Des suppléments suspects
Les capsules de vitamine E feraient plus
de tort que de bien
par Jean Hamann
Deux études auxquelles ont participé des chercheurs
de la Faculté de médecine viennent de démontrer
coup sur coup que la prise de suppléments de vitamine
E n'apporte pas les bienfaits escomptés, du moins pas
chez les sujets vulnérables. Pire, ces suppléments
alimentaires pourraient même accélérer certains
cancers et augmenter significativement les risques d'insuffisance
cardiaque. Ces conclusions viennent donc réduire à
néant les espoirs de ceux qui tablaient sur la prise de
capsules de vitamine E pour se prémunir contre une récidive
de cancer ou de maladie cardiovasculaire.
Effets sur le cancer
Dans la première étude, dirigée par
le Centre de recherche en cancérologie de l'Université
Laval, Isabelle Bairati, François Meyer, André
Fortin, Bernard Têtu, François Harel, Éric
Vigneault, Jean Roy (décédé depuis) et sept
autres chercheurs québécois ont suivi, pendant
huit ans, 540 sujets qui avaient déjà souffert
d'un premier cancer. Pendant les trois premières années
de l'étude, la moitié des sujets devait prendre
une dose quotidienne de vitamine E (400 U.I.) alors que l'autre
moitié recevait un placebo. À partir de la quatrième
année, les participants des deux groupes cessaient la
prise de ces produits.
L'article que les chercheurs publient dans le numéro du
6 avril du Journal of the National Cancer Institute révèle
que, pendant les trois premières années de l'étude,
le risque d'avoir un cancer - qu'il s'agisse d'une récidive
du premier cancer ou d'une nouvelle tumeur - était 86
% plus élevé chez les participants du groupe suppléments
que dans le groupe placebo. À partir de la quatrième
année, la situation s'est inversée: le risque de
cancer était 30 % plus bas dans le groupe vitamine E.
Après huit ans, le nombre de cancers était comparable
dans les deux groupes. Les chercheurs en concluent que, pendant
les trois premières années, la prise de suppléments
a accéléré le développement de cancers
latents chez les sujets du groupe expérimental.
Effets sur le coeur
Dans l'autre étude, le cardiologue Gilles Dagenais,
du Centre de recherche de l'Hôpital Laval, et ses collaborateurs
du projet international HOPE (Heart Outcomes Prevention Evaluation)

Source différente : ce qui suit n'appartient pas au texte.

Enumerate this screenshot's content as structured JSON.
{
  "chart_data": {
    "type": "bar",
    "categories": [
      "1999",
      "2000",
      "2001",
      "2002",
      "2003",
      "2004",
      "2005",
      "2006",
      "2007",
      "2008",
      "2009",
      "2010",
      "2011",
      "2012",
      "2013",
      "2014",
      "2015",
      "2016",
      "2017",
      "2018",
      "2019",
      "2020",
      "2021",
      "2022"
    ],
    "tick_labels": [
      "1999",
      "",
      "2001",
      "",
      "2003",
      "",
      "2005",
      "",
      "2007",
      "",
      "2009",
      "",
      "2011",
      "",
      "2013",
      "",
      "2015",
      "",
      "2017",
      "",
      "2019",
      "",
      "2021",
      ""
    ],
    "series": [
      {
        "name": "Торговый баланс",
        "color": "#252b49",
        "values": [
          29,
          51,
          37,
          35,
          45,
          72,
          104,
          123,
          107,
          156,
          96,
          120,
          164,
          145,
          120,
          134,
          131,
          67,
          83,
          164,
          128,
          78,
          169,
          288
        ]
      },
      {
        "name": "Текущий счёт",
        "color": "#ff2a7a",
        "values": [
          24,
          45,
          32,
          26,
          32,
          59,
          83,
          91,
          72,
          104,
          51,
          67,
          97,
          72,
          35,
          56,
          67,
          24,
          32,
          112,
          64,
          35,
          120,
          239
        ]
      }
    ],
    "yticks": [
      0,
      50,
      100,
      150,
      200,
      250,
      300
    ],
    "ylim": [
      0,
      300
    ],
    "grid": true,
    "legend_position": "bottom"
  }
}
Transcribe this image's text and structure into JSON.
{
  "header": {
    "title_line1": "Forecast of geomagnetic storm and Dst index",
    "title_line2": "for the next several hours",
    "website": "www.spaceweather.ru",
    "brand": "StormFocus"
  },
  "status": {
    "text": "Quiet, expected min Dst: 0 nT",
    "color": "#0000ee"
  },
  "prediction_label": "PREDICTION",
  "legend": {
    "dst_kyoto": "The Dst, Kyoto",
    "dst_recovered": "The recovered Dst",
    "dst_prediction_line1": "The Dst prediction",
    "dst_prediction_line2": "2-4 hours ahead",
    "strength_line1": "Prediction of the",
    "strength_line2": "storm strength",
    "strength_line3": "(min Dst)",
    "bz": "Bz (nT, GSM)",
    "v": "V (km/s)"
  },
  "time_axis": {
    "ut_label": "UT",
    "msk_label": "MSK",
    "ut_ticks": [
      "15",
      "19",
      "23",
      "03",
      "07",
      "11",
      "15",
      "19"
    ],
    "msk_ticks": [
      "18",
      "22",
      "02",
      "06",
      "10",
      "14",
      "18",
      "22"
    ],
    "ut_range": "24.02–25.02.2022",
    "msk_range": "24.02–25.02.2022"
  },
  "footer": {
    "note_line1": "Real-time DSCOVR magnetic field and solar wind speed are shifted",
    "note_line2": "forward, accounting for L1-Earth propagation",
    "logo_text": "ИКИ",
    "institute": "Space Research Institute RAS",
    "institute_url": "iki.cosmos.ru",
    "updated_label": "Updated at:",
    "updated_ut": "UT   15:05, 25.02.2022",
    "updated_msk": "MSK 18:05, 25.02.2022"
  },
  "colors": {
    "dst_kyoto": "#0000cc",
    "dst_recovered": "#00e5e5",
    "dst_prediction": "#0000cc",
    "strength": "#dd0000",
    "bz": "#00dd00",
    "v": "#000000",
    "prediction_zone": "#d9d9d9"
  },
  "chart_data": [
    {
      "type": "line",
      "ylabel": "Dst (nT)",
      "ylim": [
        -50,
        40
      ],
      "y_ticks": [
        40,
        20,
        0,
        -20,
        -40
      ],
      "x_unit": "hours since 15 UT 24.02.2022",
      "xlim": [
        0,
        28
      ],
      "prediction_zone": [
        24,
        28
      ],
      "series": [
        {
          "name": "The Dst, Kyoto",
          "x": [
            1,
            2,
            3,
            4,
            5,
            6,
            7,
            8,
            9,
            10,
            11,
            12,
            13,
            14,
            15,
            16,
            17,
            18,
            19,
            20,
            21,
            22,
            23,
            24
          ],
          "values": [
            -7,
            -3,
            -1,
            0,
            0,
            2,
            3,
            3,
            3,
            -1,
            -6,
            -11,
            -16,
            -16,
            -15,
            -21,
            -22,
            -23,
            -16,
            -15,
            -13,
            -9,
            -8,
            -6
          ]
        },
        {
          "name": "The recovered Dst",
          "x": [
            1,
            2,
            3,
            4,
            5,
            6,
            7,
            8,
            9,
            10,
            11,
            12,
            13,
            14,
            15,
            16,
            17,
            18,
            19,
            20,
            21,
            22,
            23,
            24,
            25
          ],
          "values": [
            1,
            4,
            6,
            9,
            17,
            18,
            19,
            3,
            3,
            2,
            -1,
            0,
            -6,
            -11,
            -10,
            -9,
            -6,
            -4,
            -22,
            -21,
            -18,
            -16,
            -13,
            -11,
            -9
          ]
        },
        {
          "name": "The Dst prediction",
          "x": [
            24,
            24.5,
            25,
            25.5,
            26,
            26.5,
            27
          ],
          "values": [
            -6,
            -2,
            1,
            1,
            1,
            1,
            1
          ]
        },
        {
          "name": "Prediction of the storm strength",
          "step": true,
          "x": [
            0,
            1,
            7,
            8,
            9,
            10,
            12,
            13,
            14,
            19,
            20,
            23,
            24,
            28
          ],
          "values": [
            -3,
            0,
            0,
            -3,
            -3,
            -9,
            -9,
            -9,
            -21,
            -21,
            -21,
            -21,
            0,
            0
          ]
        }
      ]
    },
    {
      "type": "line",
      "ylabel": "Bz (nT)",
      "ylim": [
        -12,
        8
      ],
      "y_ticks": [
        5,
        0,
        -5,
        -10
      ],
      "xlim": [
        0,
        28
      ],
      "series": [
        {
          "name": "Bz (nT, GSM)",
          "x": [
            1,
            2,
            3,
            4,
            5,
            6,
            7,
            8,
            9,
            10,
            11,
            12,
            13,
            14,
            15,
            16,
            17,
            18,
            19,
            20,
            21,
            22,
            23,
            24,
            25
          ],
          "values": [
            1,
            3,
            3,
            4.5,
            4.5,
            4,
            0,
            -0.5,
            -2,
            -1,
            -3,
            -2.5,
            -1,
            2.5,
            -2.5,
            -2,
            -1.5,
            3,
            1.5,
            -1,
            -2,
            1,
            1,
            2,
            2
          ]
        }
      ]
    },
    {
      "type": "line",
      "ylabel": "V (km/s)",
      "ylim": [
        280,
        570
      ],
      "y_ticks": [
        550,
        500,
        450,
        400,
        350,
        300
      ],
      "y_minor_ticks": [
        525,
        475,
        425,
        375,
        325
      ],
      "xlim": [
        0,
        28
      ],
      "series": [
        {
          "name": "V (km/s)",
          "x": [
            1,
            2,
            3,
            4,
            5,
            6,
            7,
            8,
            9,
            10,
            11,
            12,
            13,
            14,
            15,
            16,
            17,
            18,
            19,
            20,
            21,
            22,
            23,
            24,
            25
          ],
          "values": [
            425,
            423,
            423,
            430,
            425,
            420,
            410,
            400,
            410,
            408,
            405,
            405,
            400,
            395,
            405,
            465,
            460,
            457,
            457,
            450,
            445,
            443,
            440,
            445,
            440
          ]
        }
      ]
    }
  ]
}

ont suivi 9541 patients de 55 ans et plus qui souffraient de
maladies cardiovasculaires ou de diabète. Pendant au moins
six ans, la moitié des participants a pris une capsule
de vitamine E (400 U.I.) chaque jour et l'autre moitié
a pris un placebo. Comme les propriétés antioxydantes
de la vitamine E sont supposées prévenir la formation
de dépôts à l'intérieur des artères
(athérosclérose), on anticipait un effet préventif
des suppléments sur les maladies cardiovasculaires.
Or, les chercheurs n'ont observé aucune différence
dans l'incidence d'accidents cardiovasculaires graves - pas plus
que de cancers d'ailleurs - entre le groupe expérimental
et le groupe qui recevait le placebo, apprend-t-on dans le numéro
du 16 mars du Journal of the American Medical Association.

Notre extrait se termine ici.